Florida is appealing the decision to the U.S. Court of Appeals for the Eleventh Circuit. Eighteen Republican attorneys general from other states signed a briefsupporting Florida, arguing that doctors are greedily pushing gender-affirming care on people to make money, including the doctors who work for national medical organizations like the American Academy of Pediatrics and the Endocrine Society, which all support access to gender-affirming care for transgender people.

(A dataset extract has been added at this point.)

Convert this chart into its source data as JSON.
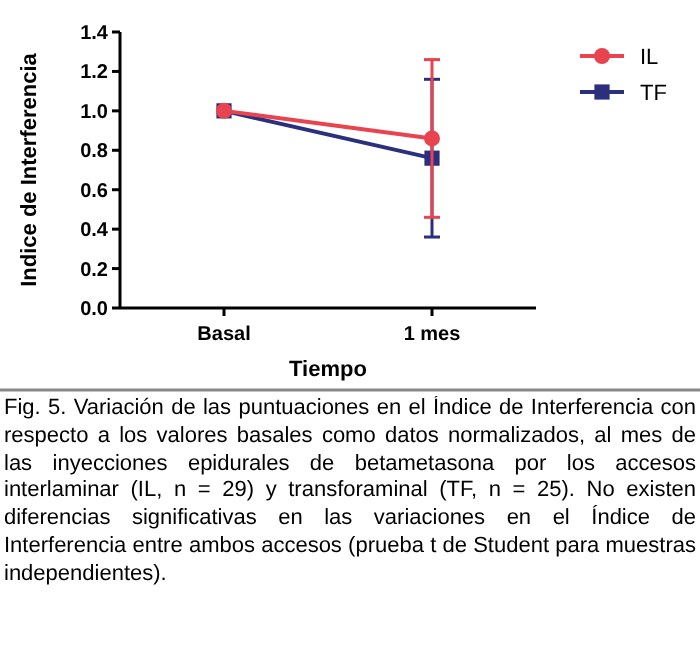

The brief’s point was that Judge Hinkle relied on the research of the medical organizations and heeded their opinions more than the odd doctors Florida was able to find to say that trans people don’t need gender-affirming care.
“Medical interest groups, composed of physicians self-interested in Medicaid coverage, are not neutral arbiters of ‘medical opinion,’” the Republicans wrote, accusing the organizations of stifling debate.

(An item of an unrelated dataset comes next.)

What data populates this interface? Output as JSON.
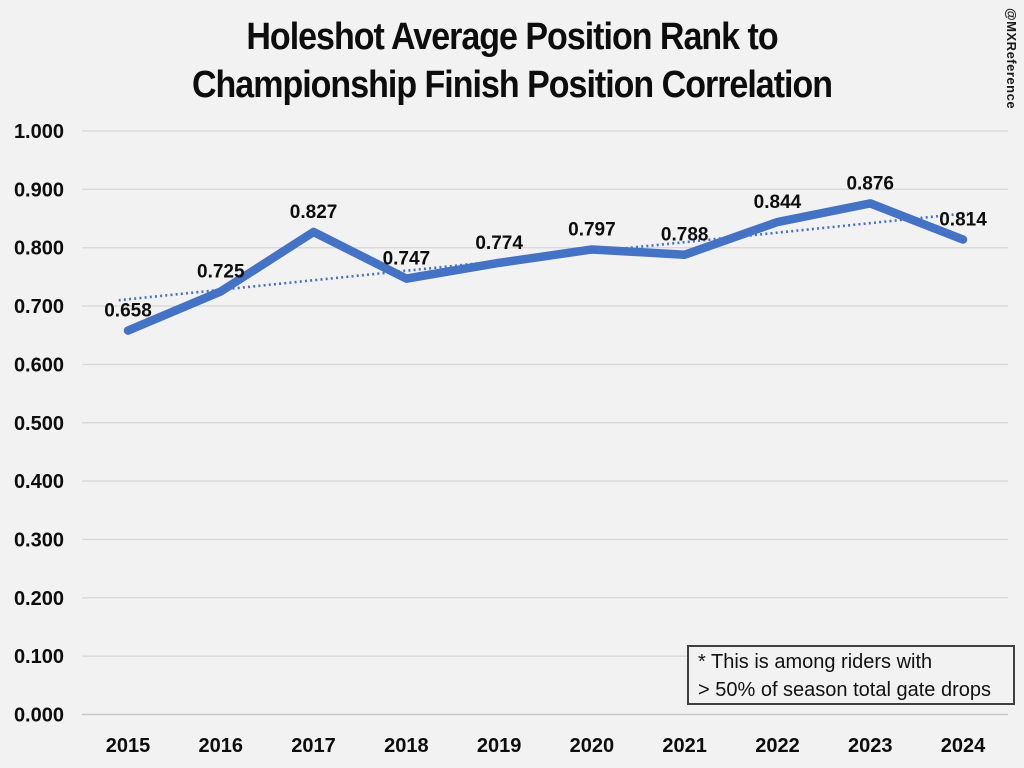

The argument is similar to one that AHCA made in the original case that Hinkle rejected, calling it “fanciful to believe that all the many medical associations who have endorsed gender-affirming care… have so readily sold their patients down the river.”
In June, Hinkle ruled that AHCA’s rule violates the federal Medicaid statute, the Equal Protection Clause of the Fourteenth Amendment, and the Affordable Care Act. He also ordered the state to cover gender-affirming care for transgender people on the state’s Medicaid program.
“I am extremely relieved,” said August Dekker, a 29-year-old transgender man and the lead plaintiff in the case. “Florida’s policy effectively denied me the treatment my doctors recommended,” he said. “Now access to that lifesaving, critical care can continue.”
Advocacy groups estimate that 9,000 transgender people in Florida use Medicaid to fund their treatments.
The states that signed the brief are Alabama, Arkansas, Tennessee, Georgia, Idaho, Indiana, Iowa, Kansas, Kentucky, Mississippi, Missouri, Montana, Nebraska, South Carolina, Texas, Utah, Virginia, and West Virginia.
A Japanese family court has ruled that the country’s requirement that transgender people be surgically sterilized to change their legal gender is unconstitutional. The ruling is the first of its kind in Japan, and comes as the Supreme Court considers a separate case about the same issue.
In 2021, Gen Suzuki, a transgender man, filed a court request to have his legal gender recognized as male without undergoing sterilization surgery as prescribed by national law. This week the Shizuoka Family Court ruled in his favor, with the judge writing: “Surgery to remove the gonads has the serious and irreversible result of loss of reproductive function. I cannot help but question whether being forced to undergo such treatment lacks necessity or rationality, considering the level of social chaos it may cause and from a medical perspective.”
In Japan, transgender people who want to legally change their gender must appeal to a family court. Under the Gender Identity Disorder (GID) Special Cases Act, applicants must undergo a psychiatric evaluation and be surgically sterilized. They also must be single and without children younger than 18.
In 2019, Japan’s Supreme Court upheld a lower court ruling that stated the law did not violate Japan’s constitution. However, two of the justices recognized the need for reform. “The suffering that [transgender people] face in terms of gender is also of concern to society that is supposed to embrace diversity in gender identity,” they wrote. Earlier this year, the Supreme Court ruled in favor of a trans government employee using the restrooms in accordance with her gender identity. Her employer had barred her from using the women’s restrooms on her office floor because she had not undergone the surgical procedures and therefore had not changed her legal gender.
The current case before the grand chamber of the Supreme Court asks the justices to eliminate the outdated and abusive sterilization requirement.